Sysco, the largest food supplier to restaurants and cafeterias in the US has been working on a master plan to partner with US Foods for almost two years. It wasn’t the luckiest endeavor, as a preliminary injunction was recently issued, putting a stop to the deal, as it could harm competitors. The Federal Trade Commission had filed a lawsuit this year, challenging the transaction on antitrust accusations.
Sysco and US Foods previously announced their 3, 5 billion merger two years ago, then they together invested on an integration plan that would be adequate to the government regulators. Their endeavors would have brought them $65 billion in annual revenue.
The FTC interfered with a decision to block the deal, stating that the merger could lead to higher prices and lower quality services for customers such as restaurants and schools.
In negotiations before the ruling in May, the two sides started a conflict over the scope of the market in which they both compete. Sysco and US foods claimed the commission was counting on a “tortured” analysis, meant to ignore the variety of distribution channels available to consumers.

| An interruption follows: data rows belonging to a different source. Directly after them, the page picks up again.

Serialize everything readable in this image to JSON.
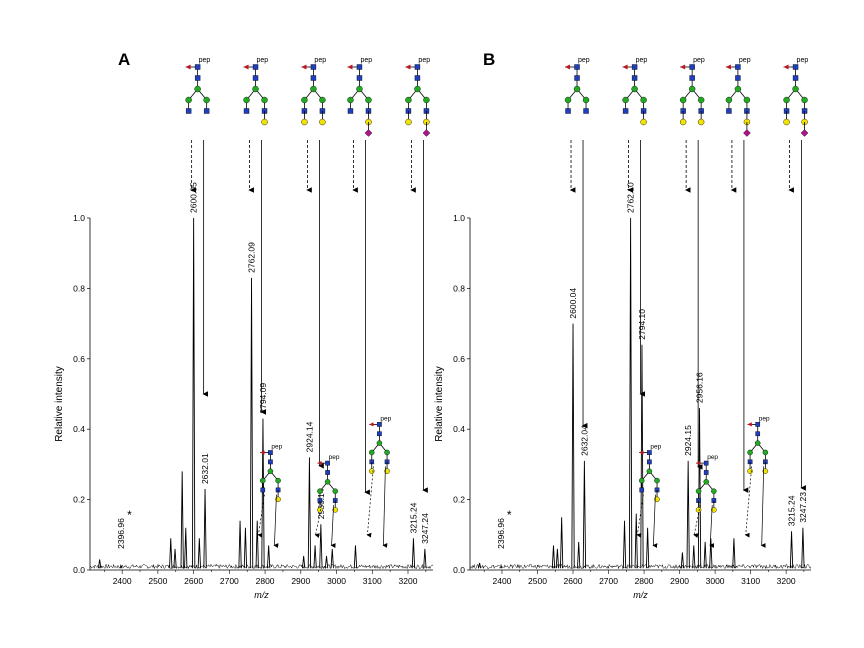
{
  "colors": {
    "glcnac_square": "#1f3fbf",
    "mannose_circle": "#22aa22",
    "galactose_circle": "#f2e200",
    "sialic_diamond": "#b0148c",
    "fucose_triangle": "#c0141e",
    "spectrum_line": "#000000"
  },
  "icons": [
    "glycan-structure-icon",
    "star-marker-icon"
  ],
  "chart_data": [
    {
      "panel_label": "A",
      "type": "line",
      "xlabel": "m/z",
      "ylabel": "Relative intensity",
      "xlim": [
        2310,
        3270
      ],
      "ylim": [
        0,
        1.0
      ],
      "x_ticks": [
        2400,
        2500,
        2600,
        2700,
        2800,
        2900,
        3000,
        3100,
        3200
      ],
      "y_ticks": [
        "0.0",
        "0.2",
        "0.4",
        "0.6",
        "0.8",
        "1.0"
      ],
      "grid": false,
      "peaks": [
        {
          "mz": 2337,
          "intensity": 0.03
        },
        {
          "mz": 2396.96,
          "intensity": 0.01
        },
        {
          "mz": 2536,
          "intensity": 0.09
        },
        {
          "mz": 2548,
          "intensity": 0.06
        },
        {
          "mz": 2568,
          "intensity": 0.28
        },
        {
          "mz": 2578,
          "intensity": 0.12
        },
        {
          "mz": 2600.05,
          "intensity": 1.0
        },
        {
          "mz": 2616,
          "intensity": 0.09
        },
        {
          "mz": 2632.01,
          "intensity": 0.23
        },
        {
          "mz": 2730,
          "intensity": 0.14
        },
        {
          "mz": 2745,
          "intensity": 0.12
        },
        {
          "mz": 2762.09,
          "intensity": 0.83
        },
        {
          "mz": 2778,
          "intensity": 0.14
        },
        {
          "mz": 2794.09,
          "intensity": 0.43
        },
        {
          "mz": 2810,
          "intensity": 0.07
        },
        {
          "mz": 2908,
          "intensity": 0.04
        },
        {
          "mz": 2924.14,
          "intensity": 0.32
        },
        {
          "mz": 2940,
          "intensity": 0.07
        },
        {
          "mz": 2956.14,
          "intensity": 0.13
        },
        {
          "mz": 2972,
          "intensity": 0.04
        },
        {
          "mz": 2988,
          "intensity": 0.06
        },
        {
          "mz": 3053,
          "intensity": 0.07
        },
        {
          "mz": 3215.24,
          "intensity": 0.09
        },
        {
          "mz": 3247.24,
          "intensity": 0.06
        }
      ],
      "peak_labels": [
        {
          "text": "2396.96",
          "mz": 2396.96
        },
        {
          "text": "2600.05",
          "mz": 2600.05
        },
        {
          "text": "2632.01",
          "mz": 2632.01
        },
        {
          "text": "2762.09",
          "mz": 2762.09
        },
        {
          "text": "2794.09",
          "mz": 2794.09
        },
        {
          "text": "2924.14",
          "mz": 2924.14
        },
        {
          "text": "2956.14",
          "mz": 2956.14
        },
        {
          "text": "3215.24",
          "mz": 3215.24
        },
        {
          "text": "3247.24",
          "mz": 3247.24
        }
      ],
      "star_marker": "*",
      "structure_label": "pep"
    },
    {
      "panel_label": "B",
      "type": "line",
      "xlabel": "m/z",
      "ylabel": "Relative intensity",
      "xlim": [
        2310,
        3270
      ],
      "ylim": [
        0,
        1.0
      ],
      "x_ticks": [
        2400,
        2500,
        2600,
        2700,
        2800,
        2900,
        3000,
        3100,
        3200
      ],
      "y_ticks": [
        "0.0",
        "0.2",
        "0.4",
        "0.6",
        "0.8",
        "1.0"
      ],
      "grid": false,
      "peaks": [
        {
          "mz": 2337,
          "intensity": 0.02
        },
        {
          "mz": 2396.96,
          "intensity": 0.01
        },
        {
          "mz": 2545,
          "intensity": 0.07
        },
        {
          "mz": 2556,
          "intensity": 0.06
        },
        {
          "mz": 2568,
          "intensity": 0.15
        },
        {
          "mz": 2600.04,
          "intensity": 0.7
        },
        {
          "mz": 2616,
          "intensity": 0.08
        },
        {
          "mz": 2632.04,
          "intensity": 0.31
        },
        {
          "mz": 2745,
          "intensity": 0.14
        },
        {
          "mz": 2762.1,
          "intensity": 1.0
        },
        {
          "mz": 2778,
          "intensity": 0.16
        },
        {
          "mz": 2794.1,
          "intensity": 0.64
        },
        {
          "mz": 2810,
          "intensity": 0.12
        },
        {
          "mz": 2908,
          "intensity": 0.05
        },
        {
          "mz": 2924.15,
          "intensity": 0.31
        },
        {
          "mz": 2940,
          "intensity": 0.07
        },
        {
          "mz": 2956.16,
          "intensity": 0.46
        },
        {
          "mz": 2972,
          "intensity": 0.08
        },
        {
          "mz": 2988,
          "intensity": 0.09
        },
        {
          "mz": 3053,
          "intensity": 0.09
        },
        {
          "mz": 3215.24,
          "intensity": 0.11
        },
        {
          "mz": 3247.23,
          "intensity": 0.12
        }
      ],
      "peak_labels": [
        {
          "text": "2396.96",
          "mz": 2396.96
        },
        {
          "text": "2600.04",
          "mz": 2600.04
        },
        {
          "text": "2632.04",
          "mz": 2632.04
        },
        {
          "text": "2762.10",
          "mz": 2762.1
        },
        {
          "text": "2794.10",
          "mz": 2794.1
        },
        {
          "text": "2924.15",
          "mz": 2924.15
        },
        {
          "text": "2956.16",
          "mz": 2956.16
        },
        {
          "text": "3215.24",
          "mz": 3215.24
        },
        {
          "text": "3247.23",
          "mz": 3247.23
        }
      ],
      "star_marker": "*",
      "structure_label": "pep"
    }
  ]
}
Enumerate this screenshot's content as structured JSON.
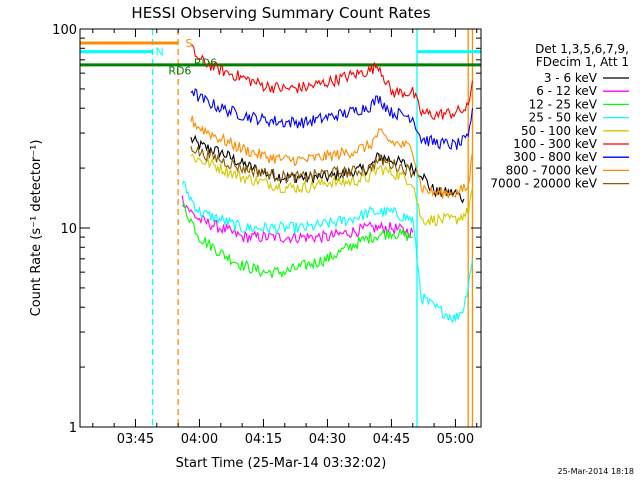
{
  "chart_data": {
    "type": "line",
    "title": "HESSI Observing Summary Count Rates",
    "xlabel": "Start Time (25-Mar-14 03:32:02)",
    "ylabel": "Count Rate (s⁻¹ detector⁻¹)",
    "yscale": "log",
    "ylim": [
      1,
      100
    ],
    "xlim": [
      "03:32",
      "05:06"
    ],
    "x_ticks": [
      "03:45",
      "04:00",
      "04:15",
      "04:30",
      "04:45",
      "05:00"
    ],
    "y_ticks": [
      "1",
      "10",
      "100"
    ],
    "grid": false,
    "legend_position": "right",
    "legend_header": [
      "Det 1,3,5,6,7,9,",
      "FDecim 1, Att 1"
    ],
    "timestamp": "25-Mar-2014 18:18",
    "annotations": [
      {
        "label": "S",
        "color": "#ff8c00"
      },
      {
        "label": "N",
        "color": "#00ffff"
      },
      {
        "label": "RD6",
        "color": "#008000"
      },
      {
        "label": "RD6",
        "color": "#008000"
      }
    ],
    "vertical_markers": [
      {
        "x": "03:49",
        "color": "#00ffff",
        "style": "dashed"
      },
      {
        "x": "03:55",
        "color": "#ff8c00",
        "style": "dashed"
      },
      {
        "x": "04:51",
        "color": "#00ffff",
        "style": "solid"
      },
      {
        "x": "05:03",
        "color": "#ff8c00",
        "style": "solid"
      },
      {
        "x": "05:04",
        "color": "#ff8c00",
        "style": "solid"
      }
    ],
    "flag_bars": [
      {
        "name": "S",
        "color": "#ff8c00",
        "segments": [
          [
            "03:32",
            "03:55"
          ]
        ],
        "y": 85
      },
      {
        "name": "N",
        "color": "#00ffff",
        "segments": [
          [
            "03:32",
            "03:49"
          ],
          [
            "04:51",
            "05:06"
          ]
        ],
        "y": 77
      },
      {
        "name": "RD6",
        "color": "#008000",
        "segments": [
          [
            "03:32",
            "03:56"
          ],
          [
            "03:56",
            "04:43"
          ],
          [
            "04:43",
            "04:51"
          ],
          [
            "04:51",
            "05:06"
          ]
        ],
        "y": 66
      }
    ],
    "series": [
      {
        "name": "3 - 6 keV",
        "color": "#000000",
        "x": [
          "03:58",
          "04:00",
          "04:05",
          "04:10",
          "04:15",
          "04:20",
          "04:25",
          "04:30",
          "04:35",
          "04:40",
          "04:42",
          "04:45",
          "04:48",
          "04:50",
          "04:52",
          "04:54",
          "04:56",
          "05:00",
          "05:02"
        ],
        "y": [
          28,
          26,
          24,
          21,
          19,
          18,
          18,
          18,
          19,
          20,
          23,
          22,
          21,
          20,
          19,
          16,
          15,
          15,
          14
        ]
      },
      {
        "name": "6 - 12 keV",
        "color": "#ff00ff",
        "x": [
          "03:56",
          "03:58",
          "04:00",
          "04:05",
          "04:10",
          "04:15",
          "04:20",
          "04:25",
          "04:30",
          "04:35",
          "04:40",
          "04:45",
          "04:50"
        ],
        "y": [
          14,
          12,
          11,
          10,
          9,
          9,
          9,
          9,
          9,
          9.5,
          10,
          10,
          9.5
        ]
      },
      {
        "name": "12 - 25 keV",
        "color": "#00ff00",
        "x": [
          "03:56",
          "03:58",
          "04:00",
          "04:05",
          "04:10",
          "04:15",
          "04:20",
          "04:25",
          "04:30",
          "04:35",
          "04:40",
          "04:45",
          "04:50"
        ],
        "y": [
          13,
          11,
          9,
          7.5,
          6.5,
          6,
          6,
          6.5,
          7,
          8,
          9,
          9.5,
          9
        ]
      },
      {
        "name": "25 - 50 keV",
        "color": "#00ffff",
        "x": [
          "03:56",
          "03:58",
          "04:00",
          "04:05",
          "04:10",
          "04:15",
          "04:20",
          "04:25",
          "04:30",
          "04:35",
          "04:40",
          "04:45",
          "04:50",
          "04:52",
          "04:55",
          "05:00",
          "05:02",
          "05:04"
        ],
        "y": [
          17,
          14,
          12,
          11,
          10,
          10,
          10,
          10,
          10.5,
          11,
          12,
          12,
          11,
          4.5,
          4,
          3.5,
          4,
          7
        ]
      },
      {
        "name": "50 - 100 keV",
        "color": "#d4c800",
        "x": [
          "03:58",
          "04:00",
          "04:05",
          "04:10",
          "04:15",
          "04:20",
          "04:25",
          "04:30",
          "04:35",
          "04:40",
          "04:42",
          "04:45",
          "04:48",
          "04:50",
          "04:52",
          "04:55",
          "05:00",
          "05:03",
          "05:04"
        ],
        "y": [
          23,
          22,
          20,
          18,
          17,
          16,
          16,
          17,
          17,
          18,
          20,
          19,
          18,
          17,
          11,
          11,
          11,
          12,
          16
        ]
      },
      {
        "name": "100 - 300 keV",
        "color": "#ff0000",
        "x": [
          "03:58",
          "04:00",
          "04:05",
          "04:10",
          "04:15",
          "04:20",
          "04:25",
          "04:30",
          "04:35",
          "04:40",
          "04:42",
          "04:45",
          "04:48",
          "04:50",
          "04:52",
          "04:55",
          "05:00",
          "05:03",
          "05:04"
        ],
        "y": [
          80,
          70,
          62,
          57,
          52,
          50,
          51,
          54,
          58,
          62,
          66,
          48,
          48,
          48,
          38,
          37,
          38,
          40,
          55
        ]
      },
      {
        "name": "300 - 800 keV",
        "color": "#0000ff",
        "x": [
          "03:58",
          "04:00",
          "04:05",
          "04:10",
          "04:15",
          "04:20",
          "04:25",
          "04:30",
          "04:35",
          "04:40",
          "04:42",
          "04:45",
          "04:48",
          "04:50",
          "04:52",
          "04:55",
          "05:00",
          "05:03",
          "05:04"
        ],
        "y": [
          50,
          45,
          40,
          37,
          35,
          34,
          34,
          36,
          38,
          41,
          45,
          38,
          37,
          36,
          28,
          27,
          26,
          28,
          40
        ]
      },
      {
        "name": "800 - 7000 keV",
        "color": "#ff8c00",
        "x": [
          "03:58",
          "04:00",
          "04:05",
          "04:10",
          "04:15",
          "04:20",
          "04:25",
          "04:30",
          "04:35",
          "04:40",
          "04:42",
          "04:45",
          "04:48",
          "04:50",
          "04:52",
          "04:55",
          "05:00",
          "05:03",
          "05:04"
        ],
        "y": [
          35,
          32,
          28,
          25,
          23,
          22,
          22,
          23,
          24,
          26,
          30,
          27,
          26,
          25,
          16,
          15,
          15,
          16,
          24
        ]
      },
      {
        "name": "7000 - 20000 keV",
        "color": "#8b5a00",
        "x": [
          "03:58",
          "04:00",
          "04:05",
          "04:10",
          "04:15",
          "04:20",
          "04:25",
          "04:30",
          "04:35",
          "04:40",
          "04:42",
          "04:45",
          "04:48",
          "04:50"
        ],
        "y": [
          26,
          24,
          22,
          20,
          19,
          18,
          18,
          19,
          19,
          20,
          22,
          21,
          20,
          19
        ]
      }
    ]
  }
}
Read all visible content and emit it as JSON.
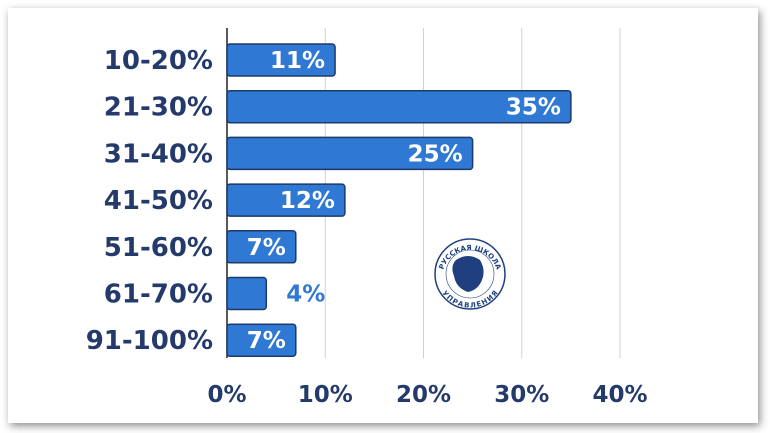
{
  "chart_data": {
    "type": "bar",
    "orientation": "horizontal",
    "categories": [
      "10-20%",
      "21-30%",
      "31-40%",
      "41-50%",
      "51-60%",
      "61-70%",
      "91-100%"
    ],
    "values": [
      11,
      35,
      25,
      12,
      7,
      4,
      7
    ],
    "data_labels": [
      "11%",
      "35%",
      "25%",
      "12%",
      "7%",
      "4%",
      "7%"
    ],
    "xlim": [
      0,
      40
    ],
    "xticks": [
      0,
      10,
      20,
      30,
      40
    ],
    "xtick_labels": [
      "0%",
      "10%",
      "20%",
      "30%",
      "40%"
    ],
    "grid": true,
    "title": "",
    "xlabel": "",
    "ylabel": "",
    "colors": {
      "bar": "#2f78d3",
      "bar_border": "#1d3a6a",
      "text": "#243a6b",
      "label_inside": "#ffffff",
      "label_outside": "#2f78d3",
      "grid": "#d0d0d0"
    }
  },
  "logo": {
    "text_top": "РУССКАЯ ШКОЛА",
    "text_bottom": "УПРАВЛЕНИЯ",
    "color": "#1f3f7f"
  }
}
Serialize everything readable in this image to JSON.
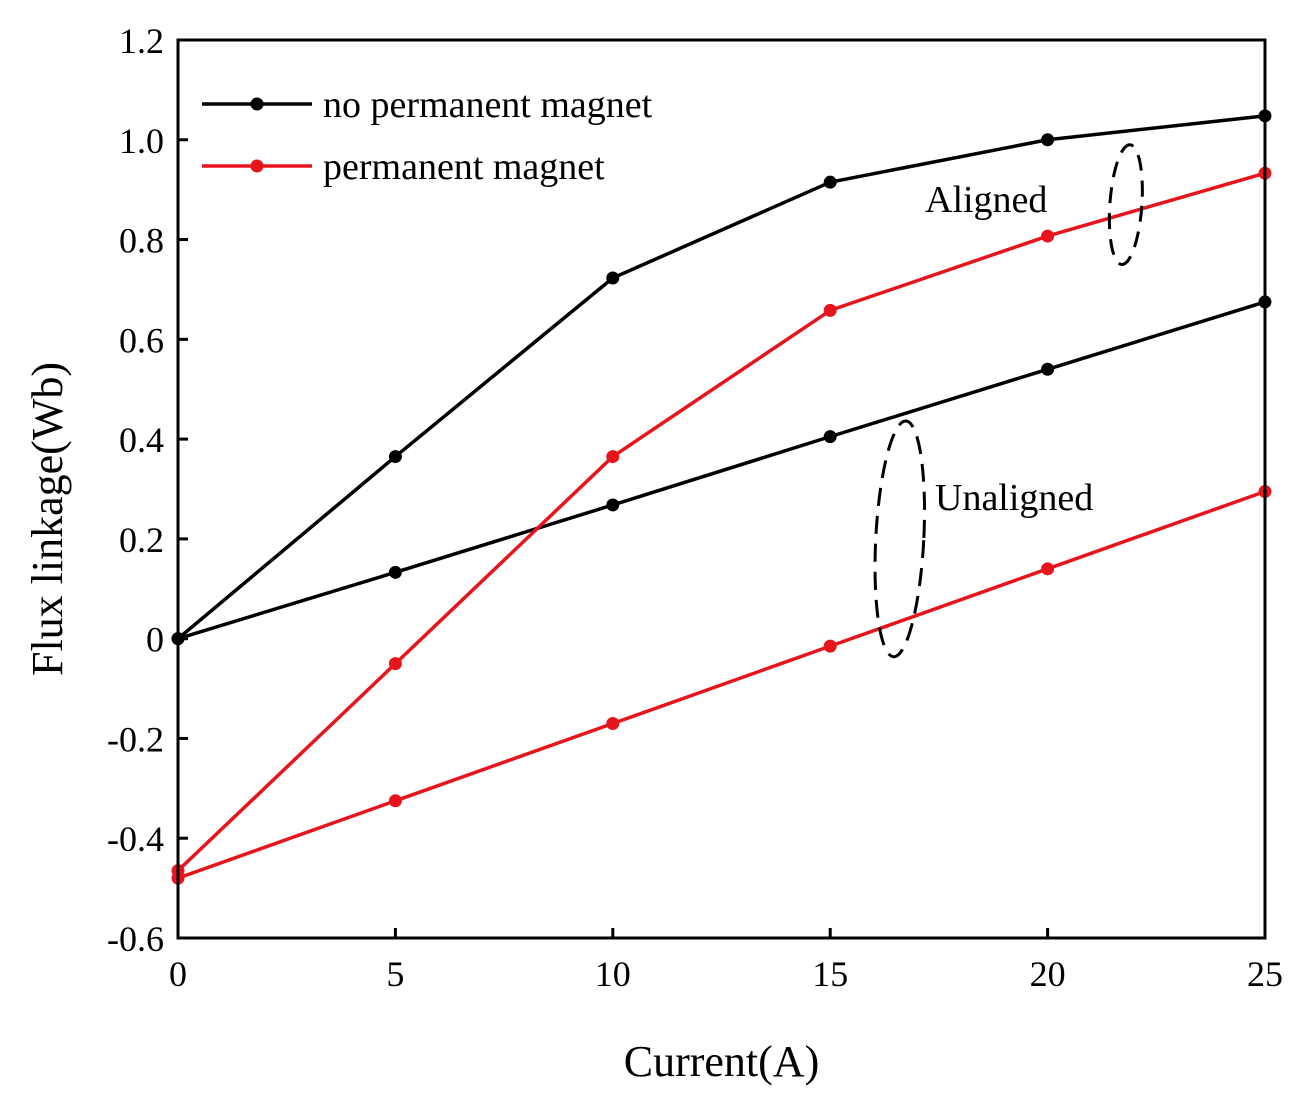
{
  "chart_data": {
    "type": "line",
    "xlabel": "Current(A)",
    "ylabel": "Flux linkage(Wb)",
    "xlim": [
      0,
      25
    ],
    "ylim": [
      -0.6,
      1.2
    ],
    "xticks": [
      0,
      5,
      10,
      15,
      20,
      25
    ],
    "xtick_labels": [
      "0",
      "5",
      "10",
      "15",
      "20",
      "25"
    ],
    "yticks": [
      -0.6,
      -0.4,
      -0.2,
      0,
      0.2,
      0.4,
      0.6,
      0.8,
      1.0,
      1.2
    ],
    "ytick_labels": [
      "-0.6",
      "-0.4",
      "-0.2",
      "0",
      "0.2",
      "0.4",
      "0.6",
      "0.8",
      "1.0",
      "1.2"
    ],
    "grid": false,
    "legend_position": "top-left",
    "legend": [
      {
        "label": "no permanent magnet",
        "color": "#000000"
      },
      {
        "label": "permanent magnet",
        "color": "#e8141c"
      }
    ],
    "x": [
      0,
      5,
      10,
      15,
      20,
      25
    ],
    "series": [
      {
        "legend_index": 0,
        "color": "#000000",
        "values": [
          0,
          0.365,
          0.723,
          0.915,
          1.0,
          1.048
        ]
      },
      {
        "legend_index": 0,
        "color": "#000000",
        "values": [
          0,
          0.133,
          0.268,
          0.405,
          0.54,
          0.675
        ]
      },
      {
        "legend_index": 1,
        "color": "#e8141c",
        "values": [
          -0.465,
          -0.05,
          0.365,
          0.658,
          0.807,
          0.933
        ]
      },
      {
        "legend_index": 1,
        "color": "#e8141c",
        "values": [
          -0.48,
          -0.325,
          -0.17,
          -0.015,
          0.14,
          0.295
        ]
      }
    ],
    "annotations": [
      {
        "text": "Aligned",
        "x": 21.5,
        "y": 0.87
      },
      {
        "text": "Unaligned",
        "x": 16.5,
        "y": 0.2
      }
    ]
  }
}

The Chief executive of Sysco, Bill DeLaney, stated that after analyzing the existing options, meaning a consequent appeal to the judge’s decision, the company decided that it was best to move on. Sysco abandons plan to merge with US foods and is now focused on smaller acquisitions, following an initiative to cut $750 million in annual costs and efforts to upgrade its offerings and technology. This way, the giant company tries to stay strong in front of rivals that have “more natural-and-organic items and online ordering”. Sysco has a backup plan, which is something natural in the world of high class business.
Sysco already declared that its board of directors had authorized new acquisitions of $3 billion of its own stock over the next couple of years. This is an equivalent of 13% of its total shares outstanding at recent prices.
With the recent cancellation of the merger with US Foods, Sysco will also put a stop to a related deal, aimed at selling a part of US Foods’s assets to the Performance Food Group that was meant to appease antitrust concerns.
The entire team of investors responded with calming relief to the deal’s cancellation and Sysco shares already have already risen with 3,1% the day the transaction was halted by US District Judge Amit Metha. Overall, Sysco continues to stay down to 5.4% this year.
The Federal Trade Commission declared on Monday that the decision to abandon the merger “is a victory for both competition and consumers”.